It seemed to me that the fire alarm indicator lamps were placed on an intersection corner different from the actual Fire Alarm Box. Reason may have been, at a distance, if you couldn’t see one – chances are you’d see the other.

S. Saltzman June 1, 2021 - 3:23 pm

The fire alarm lights were switched to the led cylinders because of the radically reduced maintenance costs. The led’s are supposed to last 80,000 to 120,000 hours before depreciating to 70 per cent of their initial lumen output.( Annual burn time on a photoelectric control is about 4200 hours).
During 1981, I noticed that only the top 2/3 of the orange fire alarm globes was illuminated.
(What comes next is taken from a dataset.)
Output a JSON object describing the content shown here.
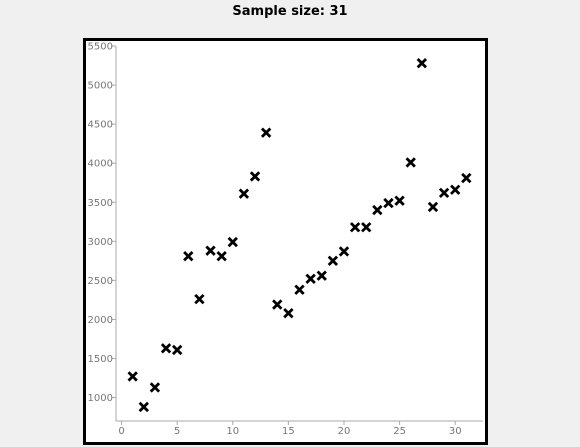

I couldn’t figure out what the City had done to produce this effect. Then I encountered a street light pole that had been tapped by a vehicle, resulting in the orange globe being knocked off. The City had installed a 7 watt compact fluorescent lamp with a ballast adapter in each fire alarm light. The standard incandescent lamp previously used was a 32 watt, 3,000 hour multiple street light bulb. This cut the energy use for each fire alarm lamp by almost 70 per cent. The difference of 20 watts may not seem like a great amount, but I believe at that time there were about 16,000 fire alarm lights. The greater savings was in maintenance. Because of the 3,000 hour life of the 32 watt incandescent lamp, each fire alarm fixture was”group relamped” twice a year. The more than 10,000 hour life of the 7 watt compact fluorescent allowed group relamping about every three years.
People may recall the 90’s when funds were short, the City didn’t relamp the fire alarm lights. Because the 7 watt compact fluorescent lamps contain a starter, as they approached the end of their life they would blink on and off until they failed.
Many of the original fire alarm lights have lost their globes, and it is possible to see the ballast adapters and the fluorescent lamps where the vandals haven’t broken them.

Randy T. October 30, 2021 - 8:18 pm

So apparently I have just stumbled into one of these alarm light brackets sans the globe and I would love to make it complete. Are there resources as to where I might find one outside of the ever present ebay?